MIT ARCLab STORM-AI Competition

Atilla Saadat
May 30
3 min read

Updated: Sep 15

Real‑Time Thermospheric Density Forecasting with a BiGRU‑Attention Network

STORM‑AI Phase 2 Project Recap

Why I Tackled Thermospheric Density Forecasting:

Low‑Earth Orbit (LEO) is no longer roomy real estate: more than 5,500 operational spacecraft already circle Earth, and the mega‑constellations on the launch manifest will multiply that figure in the next few years . When the Sun hurls a geomagnetic storm our way, the thermosphere can swell by an order of magnitude, amplifying drag and scrambling conjunction assessments. Today’s options are unsatisfying:

First‑principles general‑circulation models (e.g., TIE‑GCM, GITM) track fine‑scale physics but demand hours on a super‑computer for a single 3‑day forecast .
Empirical climatologies (NRLMSISE‑00, JB2008) respond in milliseconds yet miss post‑storm cooling and routinely stray by > 40 % during disturbances .

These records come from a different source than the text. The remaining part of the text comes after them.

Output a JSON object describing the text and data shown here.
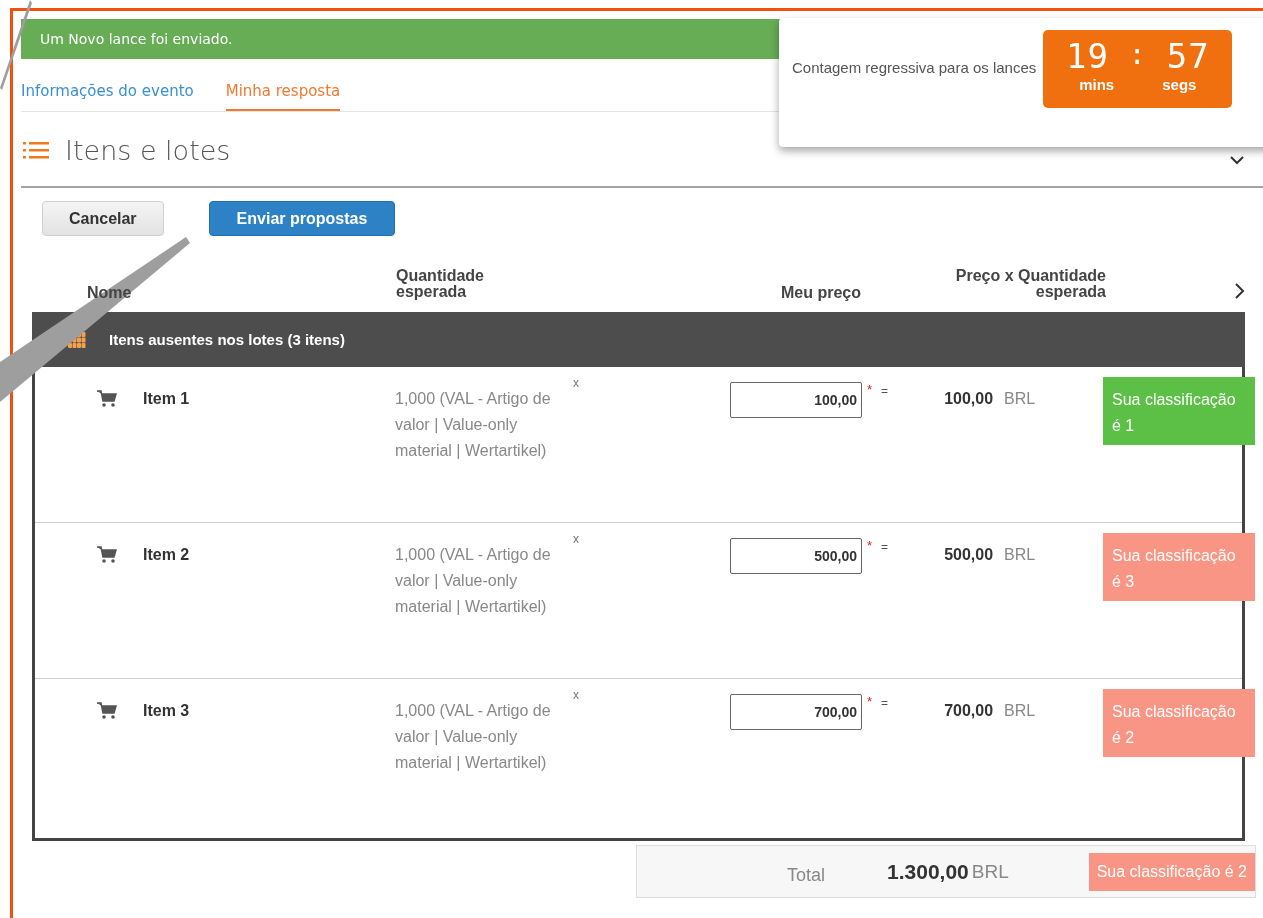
{
  "notification": {
    "text": "Um Novo lance foi enviado."
  },
  "tabs": [
    {
      "label": "Informações do evento",
      "selected": false
    },
    {
      "label": "Minha resposta",
      "selected": true
    }
  ],
  "countdown": {
    "label": "Contagem regressiva para os lances",
    "minutes": "19",
    "separator": ":",
    "seconds": "57",
    "minutes_label": "mins",
    "seconds_label": "segs"
  },
  "section": {
    "title": "Itens e lotes",
    "expanded": true
  },
  "buttons": [
    {
      "label": "Cancelar",
      "kind": "secondary"
    },
    {
      "label": "Enviar propostas",
      "kind": "primary"
    }
  ],
  "table": {
    "columns": [
      "Nome",
      "Quantidade esperada",
      "Meu preço",
      "Preço x Quantidade esperada"
    ],
    "group": {
      "title": "Itens ausentes nos lotes (3 itens)"
    },
    "rows": [
      {
        "name": "Item 1",
        "quantity": "1,000 (VAL - Artigo de valor | Value-only material | Wertartikel)",
        "times": "x",
        "price": "100,00",
        "required": "*",
        "equals": "=",
        "total": "100,00",
        "currency": "BRL",
        "rank": "Sua classificação é 1",
        "color": "#5cbf46"
      },
      {
        "name": "Item 2",
        "quantity": "1,000 (VAL - Artigo de valor | Value-only material | Wertartikel)",
        "times": "x",
        "price": "500,00",
        "required": "*",
        "equals": "=",
        "total": "500,00",
        "currency": "BRL",
        "rank": "Sua classificação é 3",
        "color": "#f99584"
      },
      {
        "name": "Item 3",
        "quantity": "1,000 (VAL - Artigo de valor | Value-only material | Wertartikel)",
        "times": "x",
        "price": "700,00",
        "required": "*",
        "equals": "=",
        "total": "700,00",
        "currency": "BRL",
        "rank": "Sua classificação é 2",
        "color": "#f99584"
      }
    ],
    "total": {
      "label": "Total",
      "value": "1.300,00",
      "currency": "BRL",
      "rank": "Sua classificação é 2",
      "color": "#f99584"
    }
  }
}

I wanted a real‑time model that keeps the speed of climatologies but inherits the storm awareness of physics codes. The MIT ARCLab STORM‑AI Challenge supplied the perfect testbed: predict orbit‑averaged density at 10‑min cadence for the next 72 h, and be judged by an exponentially time‑weighted OD‑RMSE skill score. That precise metric, plus a hard runtime envelope, drove every design choice in my solution.

A 60‑Day History In, a 72‑Hour Forecast Out:

Data buffet (181 features × 1,440 time‑steps)

Each training sample is a 60‑day slice of hourly drivers:

168 dynamic OMNI2 channels – solar‑wind plasma, IMF components, geomagnetic indices, plus explicit lags at {1, 2, 3, 4, 6, 12} h and a 3 h rolling mean to expose multi‑scale variability .
Orbit context – six Keplerian elements and derived latitude/longitude/altitude.
Temporal encodings – sin/cos of longitude, day‑of‑year, and sidereal time.
Sequence‑wise normalizer ρ₀ removes altitude trends so the network learns relative fluctuations transferable across satellites .

A two‑stage scaler (quantile → standard) maps every feature to Ɲ(0, 1), taming proton‑flux outliers and ensuring numeric stability.

Stage	Layer	Output
Encoder	3 × BiGRU (h = 384/dir)	1440 × 768 hidden states
Attention	Additive attention	768‑D context vector, z
Head	LayerNorm → GELU → Linear	432‑step log‑density residual

The additive attention automatically spotlighted the handful of storm‑time hours that dominate drag errors, giving the model storm “situational awareness” without deep stacks .

Metric‑aligned training: Loss is a time‑weighted MSE whose exponential kernel is identical to the OD‑RMSE leaderboard weights, so 95 % of the gradient signal lives in the first ≈19 h of the horizon . AdamW, gradient clipping to 1.0, AMP, and early stopping land a converged model in ~4 h on a single RTX 3090 Ti; inference clocks in at a few milliseconds.

This end‑to‑end pipeline hits real‑time throughput, outperforms the transformer baseline, and ranks 4th on the Final leaderboard — all while running light enough for flight‑dynamics servers or even on‑board processors.

Results:

MIT STORM-AI Ranking: 4th / 18 validated participants

Phase 1.1 Public (Medium)	Phase 1.1 Public (Hard)	Public Score	Private Score	Model Score	Normalized Model Score	Report Score (Q)
0.6784	0.5398	0.5675	0.1156	0.4998	0.7094	0.807

The model outperformed the official transformer baseline while keeping the parameter count and run‑time budget tiny.

Key Innovations

Metric‑aligned loss – maximizes leaderboard skill instead of generic RMSE.
Per‑sequence density normalization – each file is scaled by its own background density to generalize across altitudes.
Explicit multi‑scale lags (1–12 h) + moving averages – exposes short‑term dynamics without increasing network depth.
Additive attention – automatically up‑weights the handful of storm‑time hours that dominate density variability.

Why It Matters

Operational speed – forecasts arrive fast enough for on‑ground collision‑risk screening or even on‑board drag compensation.
Storm‑time fidelity – exponential weighting + attention means accuracy where operators care most (first 24 h).
Reproducibility – the entire pipeline (data loaders, scalers, PyTorch model) is open‑sourced and deterministic.

What’s Next

I’m would explore three extensions:

Hybrid residuals – add the learned correction on top of NRLMSIS 2.1 to blend physics priors with data‑driven agility.
Uncertainty quantification – last‑layer Laplace + Monte‑Carlo dropout for calibrated confidence intervals.
Continual learning hooks – lightweight fine‑tunes so the model stays sharp through Solar Cycle 25.